Behavior like this warrants explanation, and its lack stands out in the novel like the missing piece of a jigsaw puzzle. Ware appears to simply be a bad person through and through; no attention is given to what made him so terrible. The novel presents him as a natural-born maniac, someone whose behavior indicates no grasp of propriety or regard for the well-being of other people.
Rather than dwell on why Ware is a misanthrope, the book emphasizes the failure of authorities to do anything substantial to put a stop to Ware’s lifelong rampage. Soon after he is caught harassing Ace Gordon, the paperboy with whom he has an ever-deepening rivalry, it emerges that he had “conned the police into believing that he would reside in another town and that his criminal tendencies were no more.”

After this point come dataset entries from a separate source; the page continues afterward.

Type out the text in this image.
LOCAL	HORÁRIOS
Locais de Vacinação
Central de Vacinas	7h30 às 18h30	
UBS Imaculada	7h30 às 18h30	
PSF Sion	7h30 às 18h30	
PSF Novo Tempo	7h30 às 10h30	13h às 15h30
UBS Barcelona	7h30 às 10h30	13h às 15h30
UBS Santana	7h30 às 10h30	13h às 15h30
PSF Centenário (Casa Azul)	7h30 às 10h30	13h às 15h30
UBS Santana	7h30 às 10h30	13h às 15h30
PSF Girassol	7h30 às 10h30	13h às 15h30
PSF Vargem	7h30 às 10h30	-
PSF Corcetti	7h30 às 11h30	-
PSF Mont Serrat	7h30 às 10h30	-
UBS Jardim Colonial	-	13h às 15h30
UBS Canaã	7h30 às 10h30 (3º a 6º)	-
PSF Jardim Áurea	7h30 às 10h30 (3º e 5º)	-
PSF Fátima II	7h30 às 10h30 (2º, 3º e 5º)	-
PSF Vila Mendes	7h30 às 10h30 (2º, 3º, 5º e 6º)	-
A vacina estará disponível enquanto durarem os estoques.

Ware runs across the young Ace repeatedly, until they identify one another as archenemies. Everywhere Ace turns, it seems, Ware appears there. As much as Ware is bent on Ace’s destruction, however, he mostly seems to come across him by happenstance. This is where the novel is most successfully disturbing: it is as if some magnetic force repeatedly summons prey to predator.
In a novel in which the wayward protagonist is a villain who lashes out at whatever crosses his path, it is the height of misfortune for someone to find themselves in that path. Such is the fate of the paperboy Ace, who plays the quarry in a thriller likely to appeal to fans of horror and crime fiction.